When we took over, the NMRA was a mess, there were massive backlogs of unprocessed applications, our laboratories were not up to mark to ensure our mandate which is to ensure the quality, safety and efficacy of the healthcare products used in Sri Lanka.  It was observed that there had been many procedural changes which had been made, and this posed a significant challenge for us to streamline and get the procedure in order. We had to clear the backlog in registration of existing products which are in use in Sri Lanka, they numbered about 1500 products. 

It had not been attended to since 2019. The products we learnt had been allowed into the country on shipment clearance basis, and without any evaluation of quality. We realised that this practice had led to an uptick in fake shipment clearance documentation. So, many shipments had been cleared with fake documents. 

Also, on top of fake documents, there was also no price control. So, the new administration halted the practice, and we have not issued any shipment clearance certificates in 2024 and we cleared the backlog. The WRA issue was done without due process, this is now being dealt with before the Court.
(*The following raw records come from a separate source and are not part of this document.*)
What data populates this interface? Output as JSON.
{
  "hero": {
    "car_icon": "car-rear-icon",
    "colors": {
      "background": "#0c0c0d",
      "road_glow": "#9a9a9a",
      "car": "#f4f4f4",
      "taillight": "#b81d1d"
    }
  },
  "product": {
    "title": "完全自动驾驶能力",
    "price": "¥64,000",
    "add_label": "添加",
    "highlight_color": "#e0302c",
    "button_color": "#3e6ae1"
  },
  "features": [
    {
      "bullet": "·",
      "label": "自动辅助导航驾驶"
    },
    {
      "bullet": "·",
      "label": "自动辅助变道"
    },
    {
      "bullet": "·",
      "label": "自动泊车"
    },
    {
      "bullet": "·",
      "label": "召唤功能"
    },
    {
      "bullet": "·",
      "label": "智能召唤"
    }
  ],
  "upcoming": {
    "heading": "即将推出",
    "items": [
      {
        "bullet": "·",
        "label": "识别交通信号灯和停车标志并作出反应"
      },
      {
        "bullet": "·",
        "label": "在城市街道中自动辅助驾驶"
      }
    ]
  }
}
We have introduced a secure – a new import approval certificate. I don’t want to go into details about its many safety features, which ensures authentic documents. We have also moved online the clearing system of the Customs department, which makes it more streamlined and secure. So, this reduced malpractice.  By now, we have included air cargo clearance to our system as well. So, this has essentially reduced the inflow of unregistered pharmaceuticals due to this new process, we see this as a milestone in our regulatory capacity. We have also established a new market control division which looks into the domestic market and carries out surveillance to detect fake products and unlicensed products in the market.

Sri Lanka has a growing domestic pharmaceutical industry, there have been concerns about its regulation. Can you explain what measures have been taken to improve regulations and compliance?

Yes, we give high priority to improving regulations of local manufacturing. The state policy is to improve and encourage local manufacturing. We have introduced a strict quality control programme for local industry. We also found a large backlog of pending registrations for local manufacturing which needed approval, we have cleared the backlog and for 2024 – we have approved nearly 200 licences for local manufacturing. This has also improved the Government’s local supply portfolio by nearly one third. We started with 256 by the end of 2023 (which has been the buildup over the last 15 years). By the end of 2024, 306 medicines in the government supply were being supplied by local manufacturers. There are several new manufacturing sites which will come up by the end of 2026, and it will likely contribute to more capacity from local industry. We conduct good manufacturing practices GMP audits to ensure compliance. We have a mandatory system to inspect their manufacturing facilities every two years. Of course, we do random and as required GMP audits of them as well. We have also adopted a policy to give local manufacturers a higher profit markup than importers.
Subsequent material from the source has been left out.